One person who has never shown much interest in corporate correctness is Her Majesty the Queen — but if you had been able to buy shares in 1952 in the royal ‘firm’ of which she has been executive chairman these past 63 and a half years, you would have made out like Warren Buffett. When she succeeded her father, the royal finances were not a matter for public discussion: the first estimate of her private wealth, at £60 million, did not appear in the press until 1969. More recently, a consultancy called Brand Finance came up with a figure of £44 billion as the value of the entire monarchical enterprise, made up of £18 billion of ‘tangible assets’ (a small portion of them privately owned, the rest attached to the job) and £26 billion of ‘intangibles’ representing ‘the value of the uplift to the economy attributable to the monarchy’.
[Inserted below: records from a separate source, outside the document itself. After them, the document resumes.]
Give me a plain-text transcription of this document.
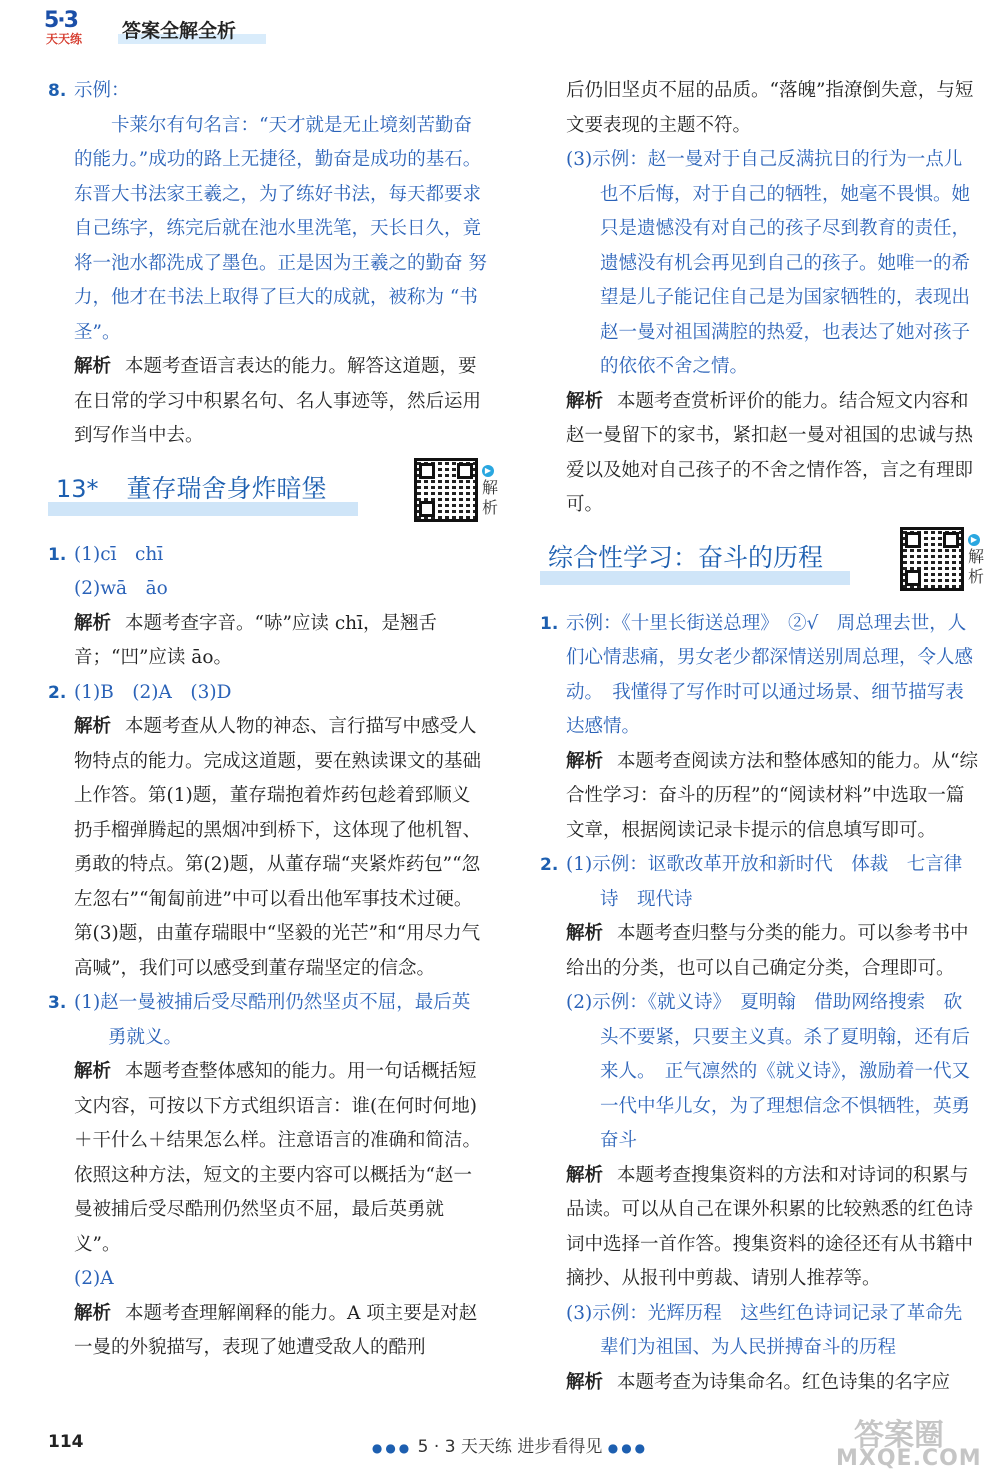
5·3
天天练 答案全解全析
8. 示例：
卡莱尔有句名言：“天才就是无止境刻苦勤奋 的能力。”成功的路上无捷径，勤奋是成功的基石。 东晋大书法家王羲之，为了练好书法，每天都要求 自己练字，练完后就在池水里洗笔，天长日久，竟 将一池水都洗成了墨色。正是因为王羲之的勤奋 努力，他才在书法上取得了巨大的成就，被称为 “书圣”。
解析 本题考查语言表达的能力。解答这道题，要在日常的学习中积累名句、名人事迹等，然后运用到写作当中去。
13* 董存瑞舍身炸暗堡
▶ 解析
1. (1)cī　chī
(2)wā　āo
解析 本题考查字音。“哧”应读 chī，是翘舌音；“凹”应读 āo。
2. (1)B　(2)A　(3)D
解析 本题考查从人物的神态、言行描写中感受人物特点的能力。完成这道题，要在熟读课文的基础上作答。第(1)题，董存瑞抱着炸药包趁着郅顺义扔手榴弹腾起的黑烟冲到桥下，这体现了他机智、勇敢的特点。第(2)题，从董存瑞“夹紧炸药包”“忽左忽右”“匍匐前进”中可以看出他军事技术过硬。第(3)题，由董存瑞眼中“坚毅的光芒”和“用尽力气高喊”，我们可以感受到董存瑞坚定的信念。
3. (1)赵一曼被捕后受尽酷刑仍然坚贞不屈，最后英
勇就义。
解析 本题考查整体感知的能力。用一句话概括短文内容，可按以下方式组织语言：谁(在何时何地)＋干什么＋结果怎么样。注意语言的准确和简洁。依照这种方法，短文的主要内容可以概括为“赵一曼被捕后受尽酷刑仍然坚贞不屈，最后英勇就义”。
(2)A
解析 本题考查理解阐释的能力。A 项主要是对赵一曼的外貌描写，表现了她遭受敌人的酷刑
后仍旧坚贞不屈的品质。“落魄”指潦倒失意，与短文要表现的主题不符。
(3)示例：赵一曼对于自己反满抗日的行为一点儿
也不后悔，对于自己的牺牲，她毫不畏惧。她只是遗憾没有对自己的孩子尽到教育的责任，遗憾没有机会再见到自己的孩子。她唯一的希望是儿子能记住自己是为国家牺牲的，表现出赵一曼对祖国满腔的热爱，也表达了她对孩子的依依不舍之情。
解析 本题考查赏析评价的能力。结合短文内容和赵一曼留下的家书，紧扣赵一曼对祖国的忠诚与热爱以及她对自己孩子的不舍之情作答，言之有理即可。
综合性学习：奋斗的历程
▶ 解析
1. 示例：《十里长街送总理》　②√　周总理去世，人们心情悲痛，男女老少都深情送别周总理，令人感动。　我懂得了写作时可以通过场景、细节描写表达感情。
解析 本题考查阅读方法和整体感知的能力。从“综合性学习：奋斗的历程”的“阅读材料”中选取一篇文章，根据阅读记录卡提示的信息填写即可。
2. (1)示例：讴歌改革开放和新时代　体裁　七言律
诗　现代诗
解析 本题考查归整与分类的能力。可以参考书中给出的分类，也可以自己确定分类，合理即可。
(2)示例：《就义诗》　夏明翰　借助网络搜索　砍
头不要紧，只要主义真。杀了夏明翰，还有后来人。　正气凛然的《就义诗》，激励着一代又一代中华儿女，为了理想信念不惧牺牲，英勇奋斗
解析 本题考查搜集资料的方法和对诗词的积累与品读。可以从自己在课外积累的比较熟悉的红色诗词中选择一首作答。搜集资料的途径还有从书籍中摘抄、从报刊中剪裁、请别人推荐等。
(3)示例：光辉历程　这些红色诗词记录了革命先
辈们为祖国、为人民拼搏奋斗的历程
解析 本题考查为诗集命名。红色诗集的名字应
114	●●● 5 · 3 天天练 进步看得见 ●●●	答案圈
MXQE.COM
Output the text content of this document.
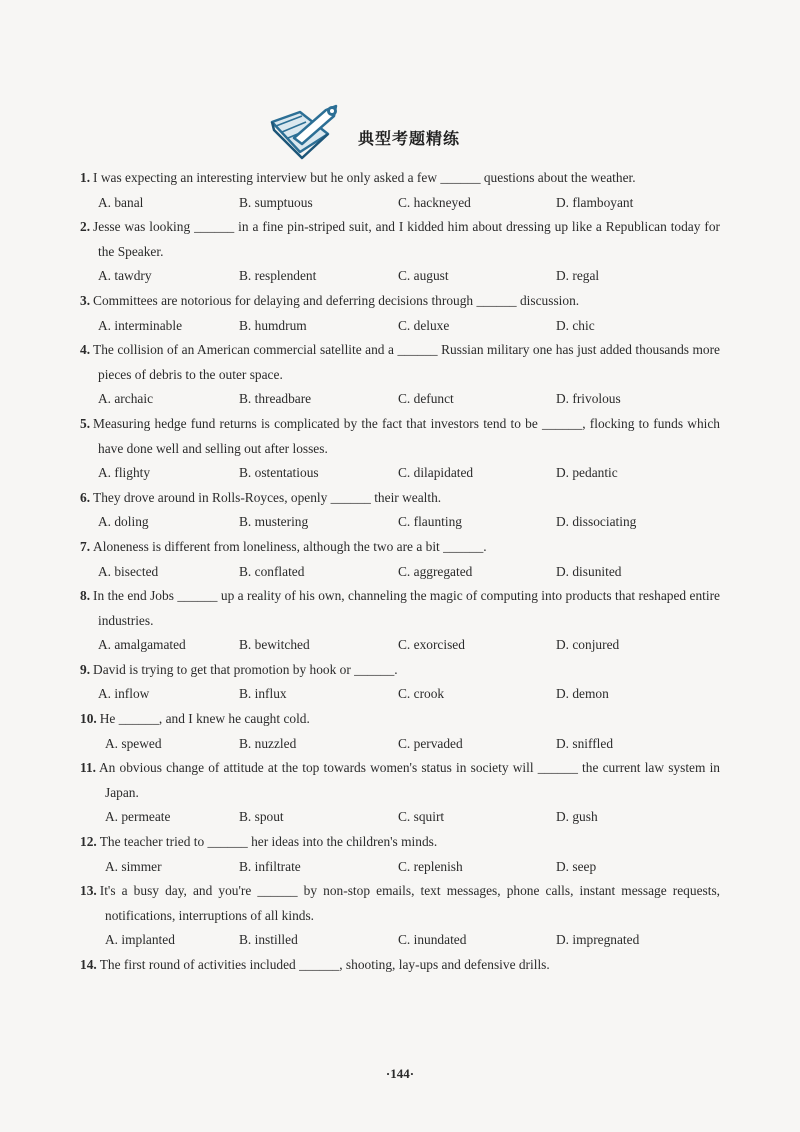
典型考题精练
1. I was expecting an interesting interview but he only asked a few ______ questions about the weather.
A. banal	B. sumptuous	C. hackneyed	D. flamboyant
2. Jesse was looking ______ in a fine pin-striped suit, and I kidded him about dressing up like a Republican today for the Speaker.
A. tawdry	B. resplendent	C. august	D. regal
3. Committees are notorious for delaying and deferring decisions through ______ discussion.
A. interminable	B. humdrum	C. deluxe	D. chic
4. The collision of an American commercial satellite and a ______ Russian military one has just added thousands more pieces of debris to the outer space.
A. archaic	B. threadbare	C. defunct	D. frivolous
5. Measuring hedge fund returns is complicated by the fact that investors tend to be ______, flocking to funds which have done well and selling out after losses.
A. flighty	B. ostentatious	C. dilapidated	D. pedantic
6. They drove around in Rolls-Royces, openly ______ their wealth.
A. doling	B. mustering	C. flaunting	D. dissociating
7. Aloneness is different from loneliness, although the two are a bit ______.
A. bisected	B. conflated	C. aggregated	D. disunited
8. In the end Jobs ______ up a reality of his own, channeling the magic of computing into products that reshaped entire industries.
A. amalgamated	B. bewitched	C. exorcised	D. conjured
9. David is trying to get that promotion by hook or ______.
A. inflow	B. influx	C. crook	D. demon
10. He ______, and I knew he caught cold.
A. spewed	B. nuzzled	C. pervaded	D. sniffled
11. An obvious change of attitude at the top towards women's status in society will ______ the current law system in Japan.
A. permeate	B. spout	C. squirt	D. gush
12. The teacher tried to ______ her ideas into the children's minds.
A. simmer	B. infiltrate	C. replenish	D. seep
13. It's a busy day, and you're ______ by non-stop emails, text messages, phone calls, instant message requests, notifications, interruptions of all kinds.
A. implanted	B. instilled	C. inundated	D. impregnated
14. The first round of activities included ______, shooting, lay-ups and defensive drills.
·144·
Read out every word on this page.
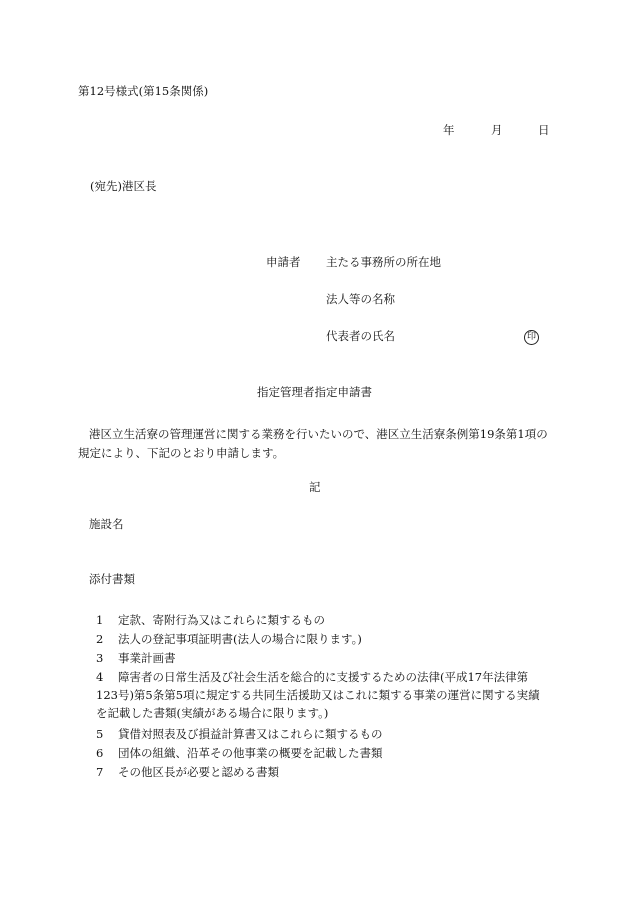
第12号様式(第15条関係)
年	月	日
(宛先)港区長
申請者 主たる事務所の所在地
法人等の名称
代表者の氏名	印
指定管理者指定申請書
港区立生活寮の管理運営に関する業務を行いたいので、港区立生活寮条例第19条第1項の規定により、下記のとおり申請します。
記
施設名
添付書類
1 定款、寄附行為又はこれらに類するもの
2 法人の登記事項証明書(法人の場合に限ります。)
3 事業計画書
4 障害者の日常生活及び社会生活を総合的に支援するための法律(平成17年法律第123号)第5条第5項に規定する共同生活援助又はこれに類する事業の運営に関する実績を記載した書類(実績がある場合に限ります。)
5 貸借対照表及び損益計算書又はこれらに類するもの
6 団体の組織、沿革その他事業の概要を記載した書類
7 その他区長が必要と認める書類
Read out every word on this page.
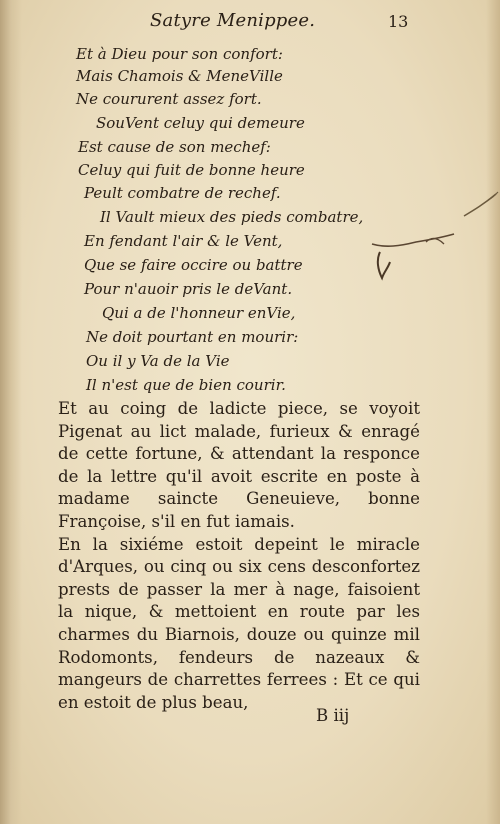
Satyre Menippee.	13
Et à Dieu pour son confort:
Mais Chamois & MeneVille
Ne coururent assez fort.
SouVent celuy qui demeure
Est cause de son mechef:
Celuy qui fuit de bonne heure
Peult combatre de rechef.
Il Vault mieux des pieds combatre,
En fendant l'air & le Vent,
Que se faire occire ou battre
Pour n'auoir pris le deVant.
Qui a de l'honneur enVie,
Ne doit pourtant en mourir:
Ou il y Va de la Vie
Il n'est que de bien courir.

Et au coing de ladicte piece, se voyoit Pigenat au lict malade, furieux & enragé de cette fortune, & attendant la responce de la lettre qu'il avoit escrite en poste à madame saincte Geneuieve, bonne Françoise, s'il en fut iamais.

En la sixiéme estoit depeint le miracle d'Arques, ou cinq ou six cens desconfortez prests de passer la mer à nage, faisoient la nique, & mettoient en route par les charmes du Biarnois, douze ou quinze mil Rodomonts, fendeurs de nazeaux & mangeurs de charrettes ferrees : Et ce qui en estoit de plus beau,

B iij
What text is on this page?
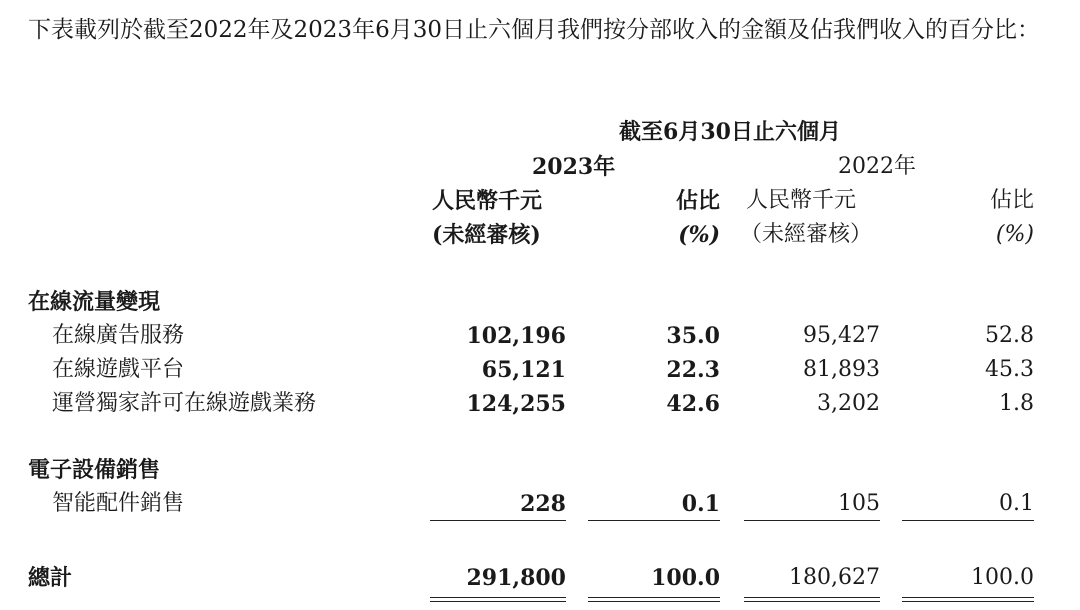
下表載列於截至2022年及2023年6月30日止六個月我們按分部收入的金額及佔我們收入的百分比：

截至6月30日止六個月
2023年	2022年
人民幣千元	佔比 人民幣千元	佔比
(未經審核)	(%) （未經審核）	(%)
在線流量變現
在線廣告服務	102,196	35.0	95,427	52.8
在線遊戲平台	65,121	22.3	81,893	45.3
運營獨家許可在線遊戲業務	124,255	42.6	3,202	1.8
電子設備銷售
智能配件銷售	228	0.1	105	0.1
總計	291,800	100.0	180,627	100.0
Though any conventional company would have made her retire 20 years ago, there can be no doubt that the Queen has been a brilliant manager of her own brand (only Sir Richard Branson stands comparison) and a sharp-eyed steward of the royal asset portfolio. Comparisons with Sir Terry Leahy’s reign at Tesco, or Lord Browne of Madingley’s heyday as ‘the Sun King of the oil industry’ at BP, are not entirely far-fetched — because the clear problem now is what happens next.
The Prince of Wales’s eccentricities and extravagances have been cushioned all these years by the wealth of the Duchy of Cornwall. His brothers are even less businesslike, and if there were choice in the matter, royal financial advisers would surely be recommending the steely Princess Royal for promotion to the top job. Still, be thankful there‘s no headhunter involved, searching for an eye-catching appointee from outside.